Mit einem Wutschrei sprang Kisu auf mich los, und die Schaufel schwang auf meinen Kopf zu. Ich wehrte den Hieb ab, ließ meinen Schaufelgriff herumschwingen und versetzte ihm einen heftigen Schlag gegen die Seite des Kopfes. Der Hieb hätte einen Kailiauk fällen können. Zu meinem Erstaunen ging er nicht zu Boden. Und schon hatte ich alle Hände voll zu tun, seine Hiebe abzuwehren. Ein Schlag oder Schnitt seiner scharfen Schaufel hätte meinem Leben ein Ende gesetzt. Zweimal vermochte ich ihn mit meinem Schaufelgriff abzuwehren – und bohrte ihm das Holz beim zweiten Mal tief in den Solarplexus. Unvermutet hielt er inne; der Schlag hatte ihn gelähmt. Er konnte sich nicht mehr verteidigen. Ich atmete schwer. Natürlich schlug ich nicht weiter zu. Jener bestimmte Körperpunkt gehört zu den wichtigen Zielen, die sich Krieger bei ihrer Ausbildung einprägen müssen, besonders für den Nahkampf.
Kein Zweifel, was die Kräfte anging, war mir Kisu recht ähnlich. Doch er war kein ausgebildeter Krieger. Und so erstaunte es mich nicht, daß er und seine Kämpfer von den Askaris Bila Hurumas besiegt worden waren.
Er hob den Kopf und blickte mich erstaunt an. Er verstand nicht, wie ein Schlag von mir einen Mann von seiner Kraft hatte lähmen können. Dann erbrach er sich ins Wasser.
Zornig rufend kamen die Askaris auf uns zu. Sie schlugen mit den Schäften ihrer Speere auf uns beide ein.
Wir wurden getrennt und wieder an unseren Platz an der Kette zurückgeschickt.
Nach einiger Zeit drehte sich Kisu um und rief Ayari etwas zu. Ayari wandte sich daraufhin an mich. »Er will wissen, warum du ihn nicht umgebracht hast«, sagte er.
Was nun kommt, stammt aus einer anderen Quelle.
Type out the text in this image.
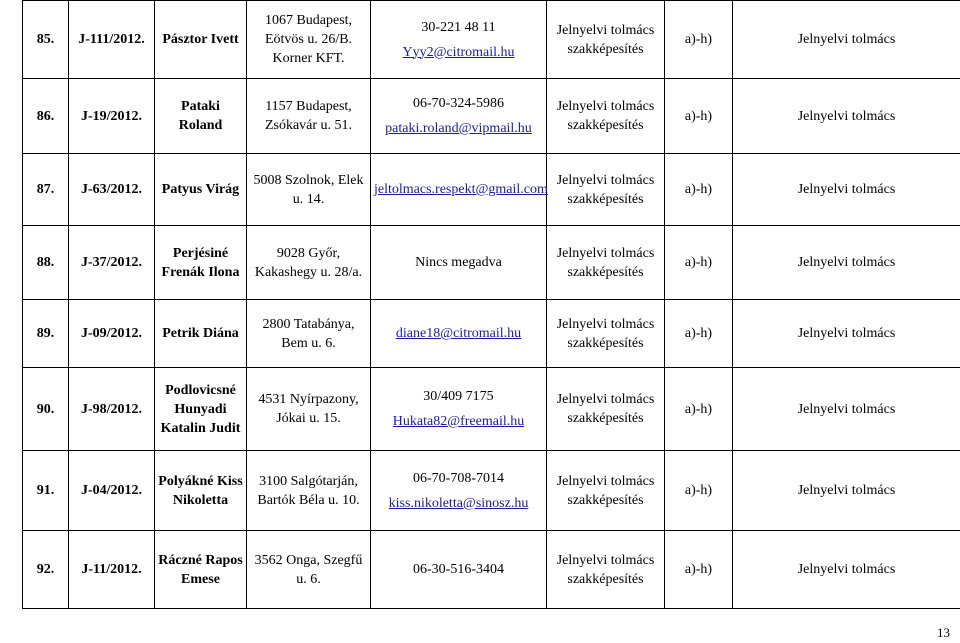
85.	J-111/2012.	Pásztor Ivett	1067 Budapest,
Eötvös u. 26/B.
Korner KFT.	30-221 48 11
Yyy2@citromail.hu	Jelnyelvi tolmács
szakképesítés	a)-h)	Jelnyelvi tolmács
86.	J-19/2012.	Pataki Roland	1157 Budapest,
Zsókavár u. 51.	06-70-324-5986
pataki.roland@vipmail.hu	Jelnyelvi tolmács
szakképesítés	a)-h)	Jelnyelvi tolmács
87.	J-63/2012.	Patyus Virág	5008 Szolnok, Elek
u. 14.	jeltolmacs.respekt@gmail.com	Jelnyelvi tolmács
szakképesítés	a)-h)	Jelnyelvi tolmács
88.	J-37/2012.	Perjésiné
Frenák Ilona	9028 Győr,
Kakashegy u. 28/a.	Nincs megadva	Jelnyelvi tolmács
szakképesítés	a)-h)	Jelnyelvi tolmács
89.	J-09/2012.	Petrik Diána	2800 Tatabánya,
Bem u. 6.	diane18@citromail.hu	Jelnyelvi tolmács
szakképesítés	a)-h)	Jelnyelvi tolmács
90.	J-98/2012.	Podlovicsné
Hunyadi
Katalin Judit	4531 Nyírpazony,
Jókai u. 15.	30/409 7175
Hukata82@freemail.hu	Jelnyelvi tolmács
szakképesítés	a)-h)	Jelnyelvi tolmács
91.	J-04/2012.	Polyákné Kiss
Nikoletta	3100 Salgótarján,
Bartók Béla u. 10.	06-70-708-7014
kiss.nikoletta@sinosz.hu	Jelnyelvi tolmács
szakképesítés	a)-h)	Jelnyelvi tolmács
92.	J-11/2012.	Ráczné Rapos
Emese	3562 Onga, Szegfű
u. 6.	06-30-516-3404	Jelnyelvi tolmács
szakképesítés	a)-h)	Jelnyelvi tolmács
13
»Ich wollte ihn nicht töten«, sagte ich. »Ich wollte nur mit ihm sprechen.«
Dies wurde Kisu übermittelt, der eine Antwort gab.
»Er war Mfalme von Ukungu«, übersetzte Ayari. »Er kann nicht mit einfachen Menschen sprechen.«
»Na schön«, sagte ich, und meine Zustimmung wurde Kisu übermittelt.
»Grab weiter!« befahl der Askari neben mir.
Wir machten uns wieder an die Arbeit.